Note – some log types might not populate the ‘Computer’ field – see requirements for IIS Logs http://blogs.technet.com/b/momteam/archive/2014/09/19/iis-log-format-requirements-in-system-center-advisor.aspx
By drilling down into one of the computers, you will see all of its data, and you can then get a breakdown by any of the dimensions in the data with the measure count() command. A first easy assessment to understand what volume of data is to get a count of record grouped by each ‘Type’ (or even more simply, peek at the ‘Type’ facet/filter on the left side under ‘narrow your results’):
In this screenshot you can see what data my laptop had sent in the first few hours – Security Events and other Windows Events account for the majority of the data, followed by a few configuration changes and just 1 record of each type for those assessment that run infrequently. Exporting this to Excel I can quickly get a percentage and understand what’s the relative ‘weight’ of each Type.

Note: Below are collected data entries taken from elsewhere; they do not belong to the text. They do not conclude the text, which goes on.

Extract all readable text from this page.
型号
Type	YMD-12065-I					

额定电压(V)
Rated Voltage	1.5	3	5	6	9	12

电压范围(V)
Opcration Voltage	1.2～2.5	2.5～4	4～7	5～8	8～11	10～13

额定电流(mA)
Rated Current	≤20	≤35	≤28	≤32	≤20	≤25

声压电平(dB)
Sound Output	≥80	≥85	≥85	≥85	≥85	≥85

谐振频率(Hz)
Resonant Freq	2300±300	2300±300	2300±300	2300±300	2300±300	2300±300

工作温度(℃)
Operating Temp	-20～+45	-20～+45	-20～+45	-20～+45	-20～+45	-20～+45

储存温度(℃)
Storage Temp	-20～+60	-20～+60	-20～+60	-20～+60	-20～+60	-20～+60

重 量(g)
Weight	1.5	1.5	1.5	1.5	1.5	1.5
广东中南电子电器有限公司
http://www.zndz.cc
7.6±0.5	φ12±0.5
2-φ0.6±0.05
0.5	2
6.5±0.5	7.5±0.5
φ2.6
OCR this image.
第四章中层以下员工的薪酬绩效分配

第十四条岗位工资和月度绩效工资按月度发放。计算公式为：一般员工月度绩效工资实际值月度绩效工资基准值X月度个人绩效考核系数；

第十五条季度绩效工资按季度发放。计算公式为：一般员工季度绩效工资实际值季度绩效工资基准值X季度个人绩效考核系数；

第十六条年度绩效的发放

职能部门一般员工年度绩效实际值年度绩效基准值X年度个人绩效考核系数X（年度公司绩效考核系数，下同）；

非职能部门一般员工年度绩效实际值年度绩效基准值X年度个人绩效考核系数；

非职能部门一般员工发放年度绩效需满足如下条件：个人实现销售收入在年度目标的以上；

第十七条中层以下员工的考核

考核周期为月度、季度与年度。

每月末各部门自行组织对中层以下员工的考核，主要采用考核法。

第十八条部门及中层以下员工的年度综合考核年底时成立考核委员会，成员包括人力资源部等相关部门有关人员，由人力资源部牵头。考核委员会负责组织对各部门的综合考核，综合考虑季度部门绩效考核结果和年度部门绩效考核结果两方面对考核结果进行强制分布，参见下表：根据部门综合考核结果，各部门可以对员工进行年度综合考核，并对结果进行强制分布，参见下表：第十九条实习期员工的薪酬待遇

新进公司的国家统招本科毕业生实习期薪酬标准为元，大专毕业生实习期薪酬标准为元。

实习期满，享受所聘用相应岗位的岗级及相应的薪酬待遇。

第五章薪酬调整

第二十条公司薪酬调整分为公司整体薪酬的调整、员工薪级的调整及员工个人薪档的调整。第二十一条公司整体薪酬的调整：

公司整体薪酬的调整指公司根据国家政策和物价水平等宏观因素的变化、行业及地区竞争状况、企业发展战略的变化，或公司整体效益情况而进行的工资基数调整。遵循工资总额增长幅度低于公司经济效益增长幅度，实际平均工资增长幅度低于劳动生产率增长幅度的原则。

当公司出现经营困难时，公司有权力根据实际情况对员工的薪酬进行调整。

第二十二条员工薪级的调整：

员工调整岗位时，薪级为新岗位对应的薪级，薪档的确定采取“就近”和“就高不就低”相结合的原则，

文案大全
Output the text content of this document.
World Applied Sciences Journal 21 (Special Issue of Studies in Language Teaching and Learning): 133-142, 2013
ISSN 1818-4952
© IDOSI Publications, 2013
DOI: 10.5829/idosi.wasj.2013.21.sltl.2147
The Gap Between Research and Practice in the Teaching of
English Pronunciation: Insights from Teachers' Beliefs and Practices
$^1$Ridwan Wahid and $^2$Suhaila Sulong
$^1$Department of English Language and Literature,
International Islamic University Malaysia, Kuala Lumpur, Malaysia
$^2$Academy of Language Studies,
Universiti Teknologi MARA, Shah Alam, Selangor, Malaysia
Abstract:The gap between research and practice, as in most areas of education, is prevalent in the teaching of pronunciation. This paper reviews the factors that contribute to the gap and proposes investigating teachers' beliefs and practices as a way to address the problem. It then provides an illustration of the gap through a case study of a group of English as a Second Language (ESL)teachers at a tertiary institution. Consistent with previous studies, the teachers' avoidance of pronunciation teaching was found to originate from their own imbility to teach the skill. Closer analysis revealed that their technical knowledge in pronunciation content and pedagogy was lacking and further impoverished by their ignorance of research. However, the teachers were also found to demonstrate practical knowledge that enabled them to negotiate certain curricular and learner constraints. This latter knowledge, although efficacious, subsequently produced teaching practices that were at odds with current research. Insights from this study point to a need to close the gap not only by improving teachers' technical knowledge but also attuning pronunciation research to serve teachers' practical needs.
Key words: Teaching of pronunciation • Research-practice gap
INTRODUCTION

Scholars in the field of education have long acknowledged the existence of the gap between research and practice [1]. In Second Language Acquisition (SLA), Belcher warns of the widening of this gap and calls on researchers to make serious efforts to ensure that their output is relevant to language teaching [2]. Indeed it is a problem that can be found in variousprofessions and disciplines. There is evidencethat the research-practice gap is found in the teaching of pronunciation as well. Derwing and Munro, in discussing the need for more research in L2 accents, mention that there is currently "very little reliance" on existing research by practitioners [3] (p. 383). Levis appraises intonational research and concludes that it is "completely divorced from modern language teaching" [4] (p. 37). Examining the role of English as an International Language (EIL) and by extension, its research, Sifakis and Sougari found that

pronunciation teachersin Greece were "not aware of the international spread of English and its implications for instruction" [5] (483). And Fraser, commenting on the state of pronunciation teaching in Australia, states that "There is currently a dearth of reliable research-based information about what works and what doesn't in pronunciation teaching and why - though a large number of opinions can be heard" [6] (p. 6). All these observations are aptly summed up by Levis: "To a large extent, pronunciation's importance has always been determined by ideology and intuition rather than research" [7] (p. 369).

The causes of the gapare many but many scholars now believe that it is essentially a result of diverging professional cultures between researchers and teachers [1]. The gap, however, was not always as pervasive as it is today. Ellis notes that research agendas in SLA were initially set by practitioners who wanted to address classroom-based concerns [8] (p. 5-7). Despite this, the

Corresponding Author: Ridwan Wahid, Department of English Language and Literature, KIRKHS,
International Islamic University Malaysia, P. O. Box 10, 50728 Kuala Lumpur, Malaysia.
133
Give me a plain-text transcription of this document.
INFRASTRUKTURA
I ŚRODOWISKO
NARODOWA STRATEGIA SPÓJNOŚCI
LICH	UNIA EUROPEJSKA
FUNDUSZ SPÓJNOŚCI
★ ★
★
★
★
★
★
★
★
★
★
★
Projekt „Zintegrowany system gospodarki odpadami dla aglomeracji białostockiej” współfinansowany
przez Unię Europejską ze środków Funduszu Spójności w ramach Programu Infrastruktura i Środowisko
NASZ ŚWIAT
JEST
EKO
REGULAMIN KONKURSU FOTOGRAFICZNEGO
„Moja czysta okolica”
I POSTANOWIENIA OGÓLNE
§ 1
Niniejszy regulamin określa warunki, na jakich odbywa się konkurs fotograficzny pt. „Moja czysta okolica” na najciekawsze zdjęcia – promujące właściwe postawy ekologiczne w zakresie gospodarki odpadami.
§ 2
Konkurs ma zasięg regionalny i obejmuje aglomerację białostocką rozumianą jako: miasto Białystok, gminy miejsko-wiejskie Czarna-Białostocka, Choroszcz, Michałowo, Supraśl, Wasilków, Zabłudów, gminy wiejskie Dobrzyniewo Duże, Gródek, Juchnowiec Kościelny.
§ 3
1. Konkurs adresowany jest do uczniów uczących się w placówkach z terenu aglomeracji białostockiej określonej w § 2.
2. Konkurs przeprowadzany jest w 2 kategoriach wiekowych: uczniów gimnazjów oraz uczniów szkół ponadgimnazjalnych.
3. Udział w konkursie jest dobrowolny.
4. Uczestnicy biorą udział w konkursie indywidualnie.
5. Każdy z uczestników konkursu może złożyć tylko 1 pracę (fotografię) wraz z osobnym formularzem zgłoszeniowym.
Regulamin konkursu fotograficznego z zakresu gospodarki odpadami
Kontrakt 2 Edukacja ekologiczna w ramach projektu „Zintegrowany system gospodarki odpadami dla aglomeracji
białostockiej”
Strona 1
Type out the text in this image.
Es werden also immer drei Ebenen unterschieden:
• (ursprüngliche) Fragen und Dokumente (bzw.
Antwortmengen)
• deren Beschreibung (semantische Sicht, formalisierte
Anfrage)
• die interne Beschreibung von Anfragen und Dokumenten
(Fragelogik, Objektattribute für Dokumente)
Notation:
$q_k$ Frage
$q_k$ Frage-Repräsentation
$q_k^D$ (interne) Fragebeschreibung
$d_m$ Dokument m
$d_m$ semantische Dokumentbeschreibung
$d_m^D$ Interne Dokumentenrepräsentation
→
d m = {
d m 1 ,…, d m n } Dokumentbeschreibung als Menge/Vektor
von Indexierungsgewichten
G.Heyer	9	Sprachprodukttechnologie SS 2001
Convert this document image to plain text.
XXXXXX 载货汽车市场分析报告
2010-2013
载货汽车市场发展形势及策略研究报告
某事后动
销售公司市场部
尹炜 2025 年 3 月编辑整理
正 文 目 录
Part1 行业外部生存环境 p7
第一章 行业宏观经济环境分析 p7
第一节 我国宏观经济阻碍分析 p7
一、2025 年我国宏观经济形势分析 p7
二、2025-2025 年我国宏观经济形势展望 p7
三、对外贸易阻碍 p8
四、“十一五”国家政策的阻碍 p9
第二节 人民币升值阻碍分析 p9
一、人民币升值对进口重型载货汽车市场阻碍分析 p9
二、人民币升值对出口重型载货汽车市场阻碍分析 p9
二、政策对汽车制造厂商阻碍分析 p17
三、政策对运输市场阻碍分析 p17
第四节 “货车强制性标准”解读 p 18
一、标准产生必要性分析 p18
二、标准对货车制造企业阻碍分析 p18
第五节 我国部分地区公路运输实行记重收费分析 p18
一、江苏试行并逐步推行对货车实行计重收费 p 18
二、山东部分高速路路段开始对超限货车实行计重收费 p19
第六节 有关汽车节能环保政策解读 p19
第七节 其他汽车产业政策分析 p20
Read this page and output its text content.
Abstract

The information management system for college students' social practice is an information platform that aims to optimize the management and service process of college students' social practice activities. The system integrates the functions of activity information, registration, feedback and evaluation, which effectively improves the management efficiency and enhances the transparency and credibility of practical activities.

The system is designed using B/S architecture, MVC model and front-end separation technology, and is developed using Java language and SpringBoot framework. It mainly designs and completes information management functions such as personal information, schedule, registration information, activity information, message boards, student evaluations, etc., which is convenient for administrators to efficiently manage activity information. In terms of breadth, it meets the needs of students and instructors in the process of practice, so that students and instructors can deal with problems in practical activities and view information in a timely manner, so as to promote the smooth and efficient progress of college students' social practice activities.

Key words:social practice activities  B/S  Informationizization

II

Similar to the ‘servers connected directly’ drill-down, each Operations Manager management group has a similar drill down where the actual (real, in this case) management group ID is used to filter the data.
If you don’t want to look at directly connected agents and Operations Manager agents separately, you can run the same Measure command against a star ‘*’ filter – which means ‘all data’:
* | Measure Max(TimeGenerated) as LastData by Computer | Sort Computer
or get the same breakdown by type for the whole environment, to better understand my overall ‘usage’
* | Measure count() by Type
this query is, btw, among the seeded ‘Saved Searches’ in the Portal. It’s under the ‘general exploration’ category, and named ‘Distribution of data types’:
Another interesting field you need to know about is ‘SourceSystem’: since Operational Insights can index data send by agents/management groups or ingest directly from Windows Azure Diagnostics (WAD) storage (typically for PaaS or IaaS Azure role instances), this field tracks where the data comes from. You’ll see there are a couple of varieties of ‘Operations Manager’ (‘OpsManager’, ‘OpsMgr’ – depending on intelligence pack/workflow) that essentially mean this data is ‘agent based’ (either directly connected agent or Operations Manager – but the data comes from the agent-style channel). On the contrary, some data for Log Management is tagged with SourceSystem=AzureStorage, to indicate that data is coming from WAD.
* | Measure Max(TimeGenerated) as LastData by SourceSystem
and besides freshness, you can, again, also see quantities with measure count() command
* | Measure count() by SourceSystem
Here you see in my environment, most data is agent-based and only a little is coming from WAD. YMMV.
Filtering by SourceSystem=AzureStorage, you can use some of the same techniques above to check what type of data is coming from one type of connection as opposed to the other one.
SourceSystem=AzureStorage | measure count() by Computer
SourceSystem=AzureStorage | measure count() by Type
Last note, records coming from WAD (SourceSystem=AzureStorage) also feature some additional Azure-specific properties, when compared to their agent-based equivalents, i.e. try grouping based on Deployment Id:
SourceSystem=AzureStorage | measure count() by AzureDeploymentID
Often a few more properties (depending on type) are also present referring to Role, RoleInstance and other Azure concepts.
I hope this was useful to understand how to slice and dice your data to understand usage patterns, machines that are not reporting, discover those that are sending the most data, and in general to get a better understanding of what data is flowing in the system.